E il problema non si ferma agli adulti: questi strumenti vengono usati per creare materiale pedopornografico, un fatto di una gravità inaudita, come scrive The Verge.
Questi deepfake non restano confinati in chat private, ma circolano liberamente sul feed di X, diffondendo versioni false ed esplicite delle immagini di una persona pochi minuti dopo la pubblicazione dell’originale.
Di fronte a un disastro del genere, ti aspetteresti una reazione immediata e decisa da parte della piattaforma.
E invece…
La debole difesa di X e le promesse che non convincono
La risposta ufficiale di X, che dichiara di agire contro i contenuti illegali rimuovendoli e sospendendo gli account, non ha convinto nessuno.
Peccato che queste rassicurazioni suonino un po’ vuote se pensi che, dopo l’acquisto da parte di Musk, la piattaforma ha drasticamente ridotto il personale addetto alla moderazione, minando di fatto la sua capacità di controllare i contenuti.
Lo stesso Musk ha tentato di scaricare la responsabilità , sostenendo che la colpa sia dell’utente che fa la richiesta, non della piattaforma che la esegue.
Una difesa che, francamente, non regge e che le autorità di regolamentazione hanno prontamente respinto.
Ma il Regno Unito non è solo in questa battaglia.
Anzi, la lista dei paesi che hanno perso la pazienza si allunga di giorno in giorno.

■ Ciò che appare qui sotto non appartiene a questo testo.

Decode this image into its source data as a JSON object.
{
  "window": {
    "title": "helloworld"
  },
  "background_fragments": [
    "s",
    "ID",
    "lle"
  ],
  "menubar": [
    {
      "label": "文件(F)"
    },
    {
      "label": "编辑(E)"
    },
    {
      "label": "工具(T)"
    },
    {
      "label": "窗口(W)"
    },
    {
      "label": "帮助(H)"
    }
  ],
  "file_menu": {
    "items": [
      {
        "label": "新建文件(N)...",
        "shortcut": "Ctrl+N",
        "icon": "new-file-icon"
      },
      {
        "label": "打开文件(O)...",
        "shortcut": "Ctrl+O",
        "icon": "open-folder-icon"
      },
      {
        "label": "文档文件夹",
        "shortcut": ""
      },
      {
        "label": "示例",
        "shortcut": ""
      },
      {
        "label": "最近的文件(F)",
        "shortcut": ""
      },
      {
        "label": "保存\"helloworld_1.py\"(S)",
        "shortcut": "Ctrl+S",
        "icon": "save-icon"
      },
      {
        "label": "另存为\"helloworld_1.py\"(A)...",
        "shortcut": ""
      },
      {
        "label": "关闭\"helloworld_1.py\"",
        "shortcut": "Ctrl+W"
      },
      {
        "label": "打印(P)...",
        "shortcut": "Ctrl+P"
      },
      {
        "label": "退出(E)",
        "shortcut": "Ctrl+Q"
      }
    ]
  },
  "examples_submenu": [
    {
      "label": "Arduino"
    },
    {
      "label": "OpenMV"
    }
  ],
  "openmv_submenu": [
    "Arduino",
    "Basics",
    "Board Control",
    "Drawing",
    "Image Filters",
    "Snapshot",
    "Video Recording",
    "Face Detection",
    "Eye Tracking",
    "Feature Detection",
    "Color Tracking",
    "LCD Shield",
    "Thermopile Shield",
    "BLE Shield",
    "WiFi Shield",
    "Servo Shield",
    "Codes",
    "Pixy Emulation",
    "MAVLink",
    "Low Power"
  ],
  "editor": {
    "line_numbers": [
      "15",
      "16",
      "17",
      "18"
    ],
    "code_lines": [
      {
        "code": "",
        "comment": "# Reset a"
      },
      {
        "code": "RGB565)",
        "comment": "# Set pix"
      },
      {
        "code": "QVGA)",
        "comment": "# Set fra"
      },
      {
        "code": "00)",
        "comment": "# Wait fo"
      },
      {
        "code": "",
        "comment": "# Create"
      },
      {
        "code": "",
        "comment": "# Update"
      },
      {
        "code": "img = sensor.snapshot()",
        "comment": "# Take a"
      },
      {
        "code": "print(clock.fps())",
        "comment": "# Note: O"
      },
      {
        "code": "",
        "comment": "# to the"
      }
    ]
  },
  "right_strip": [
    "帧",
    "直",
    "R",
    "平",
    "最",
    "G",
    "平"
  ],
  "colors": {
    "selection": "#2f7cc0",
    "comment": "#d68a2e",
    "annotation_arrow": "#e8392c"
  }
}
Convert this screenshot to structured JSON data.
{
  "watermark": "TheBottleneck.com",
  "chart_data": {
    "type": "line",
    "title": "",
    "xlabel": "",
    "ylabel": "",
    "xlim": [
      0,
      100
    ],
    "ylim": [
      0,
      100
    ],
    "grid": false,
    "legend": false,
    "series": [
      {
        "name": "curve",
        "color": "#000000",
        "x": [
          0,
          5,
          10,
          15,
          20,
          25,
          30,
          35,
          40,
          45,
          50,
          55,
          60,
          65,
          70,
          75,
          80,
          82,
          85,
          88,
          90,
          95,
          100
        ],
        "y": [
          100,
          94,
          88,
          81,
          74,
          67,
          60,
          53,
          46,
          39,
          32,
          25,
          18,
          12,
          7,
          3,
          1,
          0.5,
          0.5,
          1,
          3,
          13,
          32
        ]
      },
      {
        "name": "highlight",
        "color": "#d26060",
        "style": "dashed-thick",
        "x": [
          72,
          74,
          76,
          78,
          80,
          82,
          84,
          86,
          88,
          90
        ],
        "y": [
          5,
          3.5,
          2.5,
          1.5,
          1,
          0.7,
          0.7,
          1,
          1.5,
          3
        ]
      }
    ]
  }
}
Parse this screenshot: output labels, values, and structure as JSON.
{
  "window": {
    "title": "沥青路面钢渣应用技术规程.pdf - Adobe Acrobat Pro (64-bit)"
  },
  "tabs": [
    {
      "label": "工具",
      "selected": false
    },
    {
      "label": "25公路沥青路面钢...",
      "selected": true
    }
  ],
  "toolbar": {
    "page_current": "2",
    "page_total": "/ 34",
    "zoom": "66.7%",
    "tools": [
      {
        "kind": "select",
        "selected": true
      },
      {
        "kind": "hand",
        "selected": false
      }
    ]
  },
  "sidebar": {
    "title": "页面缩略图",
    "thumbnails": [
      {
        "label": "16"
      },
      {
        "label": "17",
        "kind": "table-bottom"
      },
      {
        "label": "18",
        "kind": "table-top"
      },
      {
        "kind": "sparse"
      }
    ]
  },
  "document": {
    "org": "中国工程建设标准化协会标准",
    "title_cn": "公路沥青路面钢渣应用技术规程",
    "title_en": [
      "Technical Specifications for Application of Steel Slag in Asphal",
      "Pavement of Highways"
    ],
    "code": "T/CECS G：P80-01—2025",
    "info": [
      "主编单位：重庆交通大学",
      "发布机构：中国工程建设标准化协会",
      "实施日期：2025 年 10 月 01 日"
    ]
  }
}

Un fronte internazionale contro X: la minaccia si fa globale
La pressione su X non arriva solo da Londra. Diversi governi stanno minacciando conseguenze serie. L’Indonesia minaccia un blocco totale della piattaforma se il problema delle immagini degradanti non verrà risolto, la Francia ha aperto un’indagine ufficiale e il ministero dell’informazione indiano ha dato a X un ultimatum di 72 ore per rimuovere i contenuti espliciti, come si legge su Politico.

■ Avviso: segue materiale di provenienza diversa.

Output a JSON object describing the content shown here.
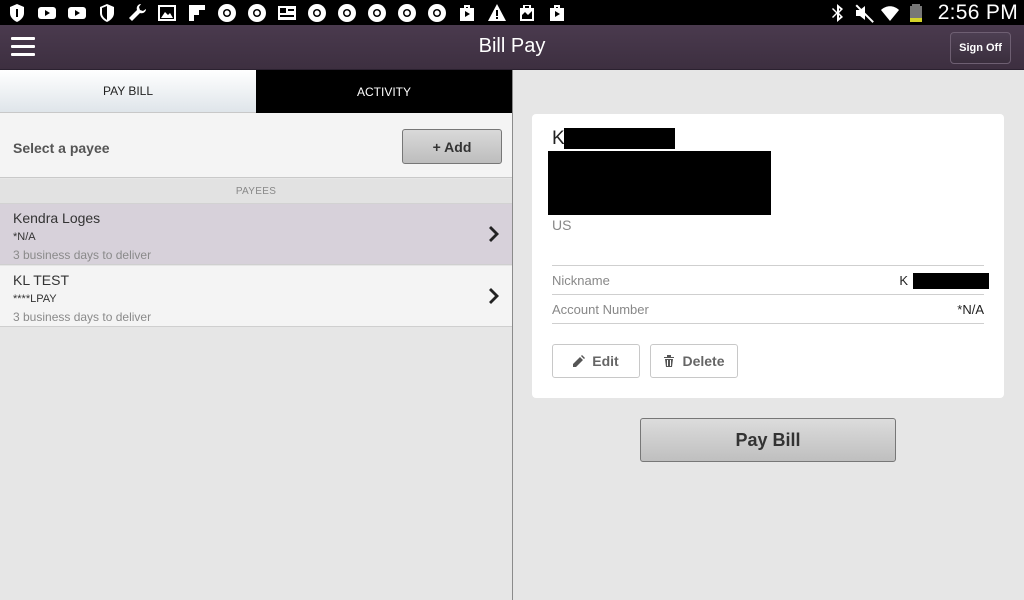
{
  "status_bar": {
    "time": "2:56 PM",
    "left_icons": [
      "shield-icon",
      "youtube-icon",
      "youtube-icon",
      "security-shield-icon",
      "wrench-icon",
      "image-icon",
      "flipboard-icon",
      "chrome-icon",
      "chrome-icon",
      "news-icon",
      "chrome-icon",
      "chrome-icon",
      "chrome-icon",
      "chrome-icon",
      "chrome-icon",
      "play-store-icon",
      "warning-icon",
      "clipboard-icon",
      "play-store-icon"
    ],
    "right_icons": [
      "bluetooth-icon",
      "mute-icon",
      "wifi-icon",
      "battery-icon"
    ]
  },
  "app_bar": {
    "title": "Bill Pay",
    "sign_off_label": "Sign Off"
  },
  "tabs": [
    {
      "label": "PAY BILL",
      "active": true
    },
    {
      "label": "ACTIVITY",
      "active": false
    }
  ],
  "select_payee": {
    "label": "Select a payee",
    "add_label": "+ Add"
  },
  "payees_header": "PAYEES",
  "payees": [
    {
      "name": "Kendra Loges",
      "account": "*N/A",
      "delivery": "3 business days to deliver",
      "selected": true
    },
    {
      "name": "KL TEST",
      "account": "****LPAY",
      "delivery": "3 business days to deliver",
      "selected": false
    }
  ],
  "detail": {
    "name_initial": "K",
    "country": "US",
    "nickname_label": "Nickname",
    "nickname_value": "K",
    "account_label": "Account Number",
    "account_value": "*N/A",
    "edit_label": "Edit",
    "delete_label": "Delete"
  },
  "pay_bill_label": "Pay Bill",
  "colors": {
    "app_bar": "#3d2f40",
    "selected_row": "#d7d1da",
    "background": "#e6e6e6"
  }
}
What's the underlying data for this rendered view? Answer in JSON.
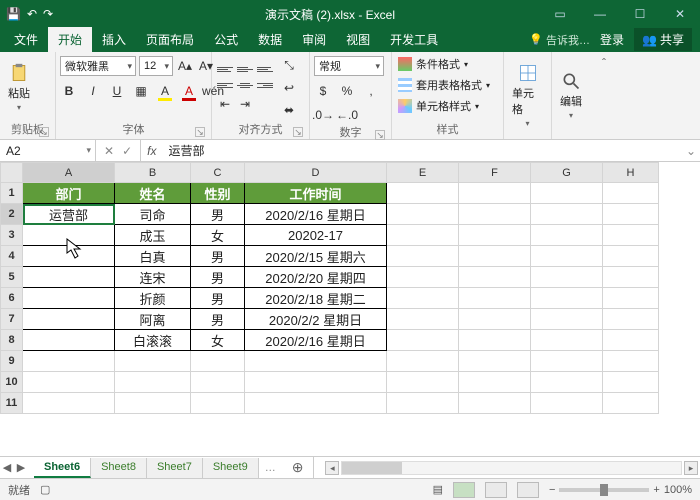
{
  "titlebar": {
    "title": "演示文稿 (2).xlsx - Excel"
  },
  "tabs": {
    "file": "文件",
    "items": [
      "开始",
      "插入",
      "页面布局",
      "公式",
      "数据",
      "审阅",
      "视图",
      "开发工具"
    ],
    "active": "开始",
    "tellme": "告诉我…",
    "signin": "登录",
    "share": "共享"
  },
  "ribbon": {
    "clipboard": {
      "paste": "粘贴",
      "group": "剪贴板"
    },
    "font": {
      "name": "微软雅黑",
      "size": "12",
      "group": "字体"
    },
    "align": {
      "group": "对齐方式"
    },
    "number": {
      "format": "常规",
      "group": "数字"
    },
    "styles": {
      "cond": "条件格式",
      "tablefmt": "套用表格格式",
      "cellstyle": "单元格样式",
      "group": "样式"
    },
    "cells": {
      "label": "单元格"
    },
    "editing": {
      "label": "编辑"
    }
  },
  "namebar": {
    "ref": "A2",
    "formula": "运营部"
  },
  "grid": {
    "cols": [
      "A",
      "B",
      "C",
      "D",
      "E",
      "F",
      "G",
      "H"
    ],
    "widths": [
      92,
      76,
      54,
      142,
      72,
      72,
      72,
      56
    ],
    "headerRow": [
      "部门",
      "姓名",
      "性别",
      "工作时间"
    ],
    "rows": [
      [
        "运营部",
        "司命",
        "男",
        "2020/2/16 星期日"
      ],
      [
        "",
        "成玉",
        "女",
        "20202-17"
      ],
      [
        "",
        "白真",
        "男",
        "2020/2/15 星期六"
      ],
      [
        "",
        "连宋",
        "男",
        "2020/2/20 星期四"
      ],
      [
        "",
        "折颜",
        "男",
        "2020/2/18 星期二"
      ],
      [
        "",
        "阿离",
        "男",
        "2020/2/2 星期日"
      ],
      [
        "",
        "白滚滚",
        "女",
        "2020/2/16 星期日"
      ]
    ],
    "visibleRows": 11,
    "selected": "A2"
  },
  "sheets": {
    "tabs": [
      "Sheet6",
      "Sheet8",
      "Sheet7",
      "Sheet9"
    ],
    "active": "Sheet6"
  },
  "status": {
    "ready": "就绪",
    "zoom": "100%"
  }
}
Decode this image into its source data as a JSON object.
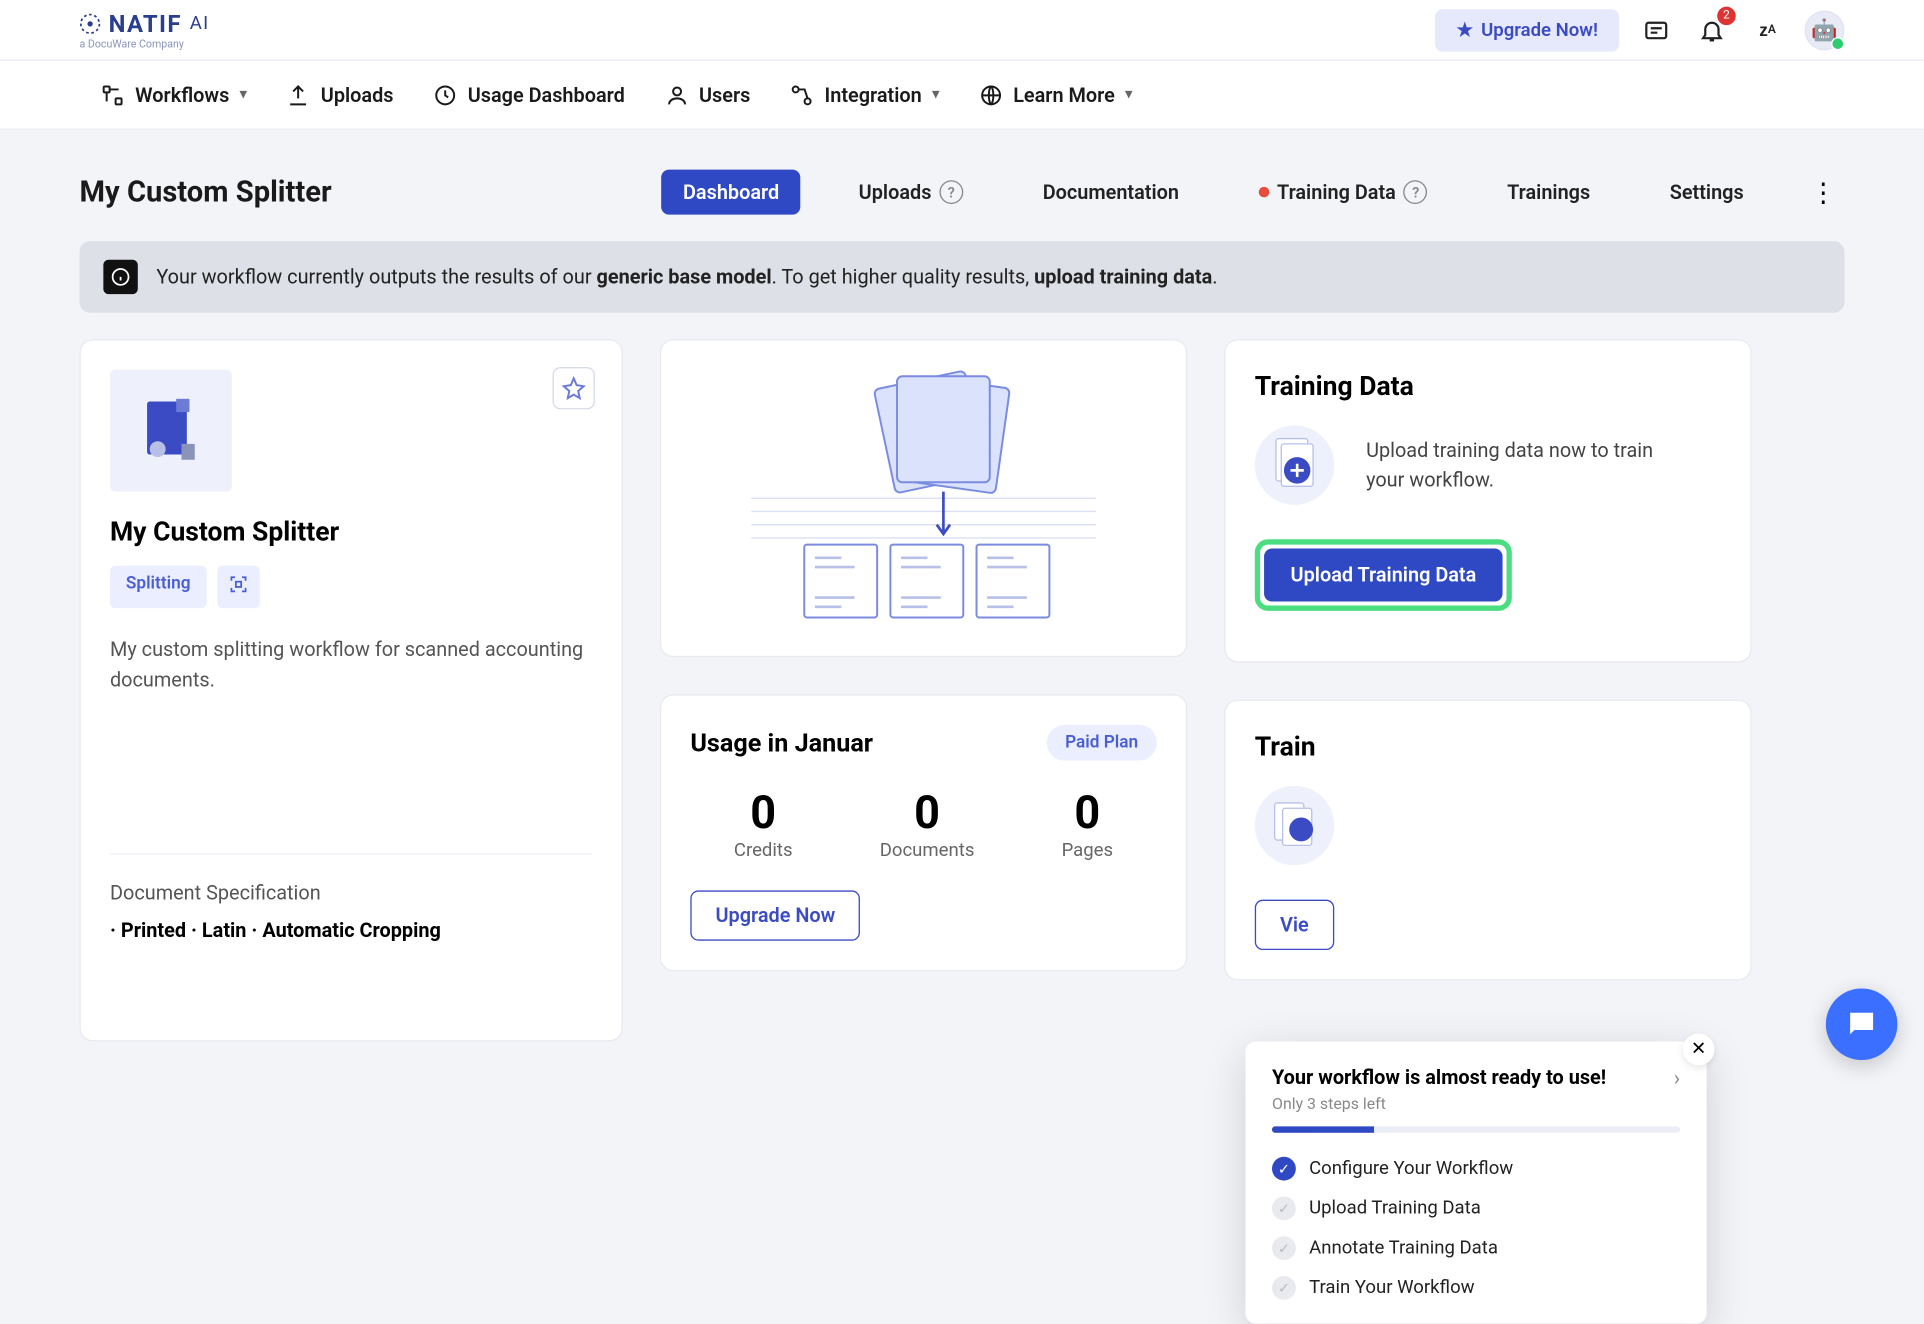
{
  "topbar": {
    "logo_main": "NATIF",
    "logo_suffix": "AI",
    "logo_sub": "a DocuWare Company",
    "upgrade_label": "Upgrade Now!",
    "notif_count": "2"
  },
  "nav": {
    "workflows": "Workflows",
    "uploads": "Uploads",
    "usage_dashboard": "Usage Dashboard",
    "users": "Users",
    "integration": "Integration",
    "learn_more": "Learn More"
  },
  "page": {
    "title": "My Custom Splitter",
    "tabs": {
      "dashboard": "Dashboard",
      "uploads": "Uploads",
      "documentation": "Documentation",
      "training_data": "Training Data",
      "trainings": "Trainings",
      "settings": "Settings"
    }
  },
  "banner": {
    "prefix": "Your workflow currently outputs the results of our ",
    "bold1": "generic base model",
    "mid": ". To get higher quality results, ",
    "bold2": "upload training data",
    "suffix": "."
  },
  "project": {
    "name": "My Custom Splitter",
    "chip1": "Splitting",
    "description": "My custom splitting workflow for scanned accounting documents.",
    "spec_header": "Document Specification",
    "spec_line": "· Printed  · Latin  · Automatic Cropping"
  },
  "usage": {
    "title": "Usage in Januar",
    "plan": "Paid Plan",
    "credits_val": "0",
    "credits_lbl": "Credits",
    "docs_val": "0",
    "docs_lbl": "Documents",
    "pages_val": "0",
    "pages_lbl": "Pages",
    "upgrade_btn": "Upgrade Now"
  },
  "training_data_card": {
    "title": "Training Data",
    "text": "Upload training data now to train your workflow.",
    "button": "Upload Training Data"
  },
  "trainings_card": {
    "title": "Train",
    "view_btn": "Vie"
  },
  "popup": {
    "title": "Your workflow is almost ready to use!",
    "sub": "Only 3 steps left",
    "item1": "Configure Your Workflow",
    "item2": "Upload Training Data",
    "item3": "Annotate Training Data",
    "item4": "Train Your Workflow"
  }
}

Anche l’Ofcom, l’autorità britannica per le comunicazioni, ha chiesto formalmente a X di chiarire quali misure stia adottando per proteggere gli utenti nel Regno Unito.

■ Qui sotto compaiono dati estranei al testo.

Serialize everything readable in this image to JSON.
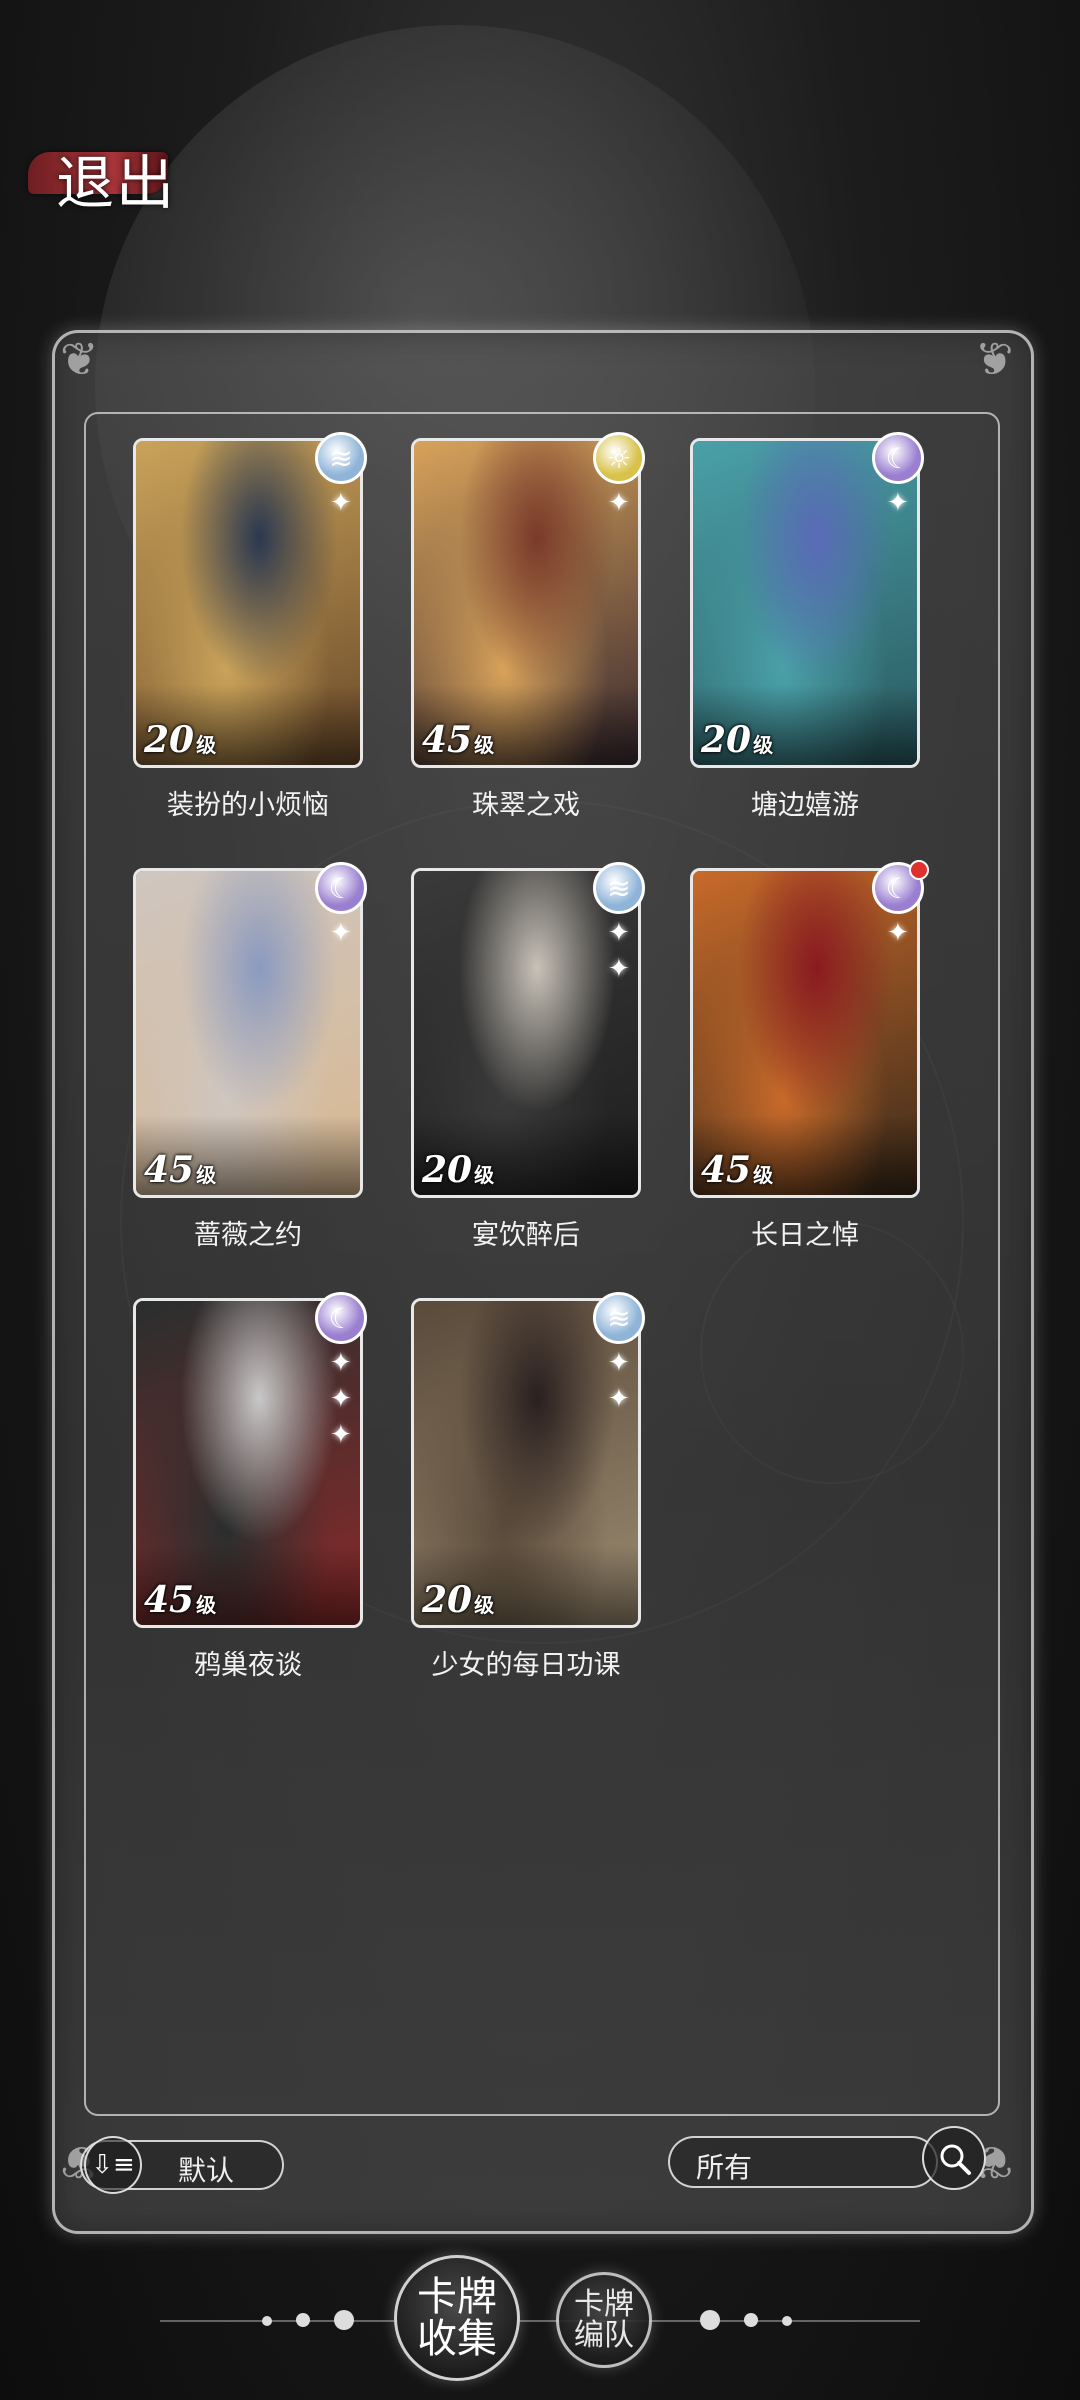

Il quadro è complesso, perché le soluzioni normative si scontrano con ostacoli tecnici non indifferenti: gli esperti avvertono che, allo stato attuale, è relativamente facile per chiunque creare sistemi di deepfake. E c’è di più: se X dovesse affrontare divieti a livello regionale, non è da escludere che Musk possa alzare il tiro, trasformando la questione in un caso di politica commerciale e creando tensioni diplomatiche tra gli Stati Uniti e i loro alleati.
Insomma, la partita è tutt’altro che chiusa.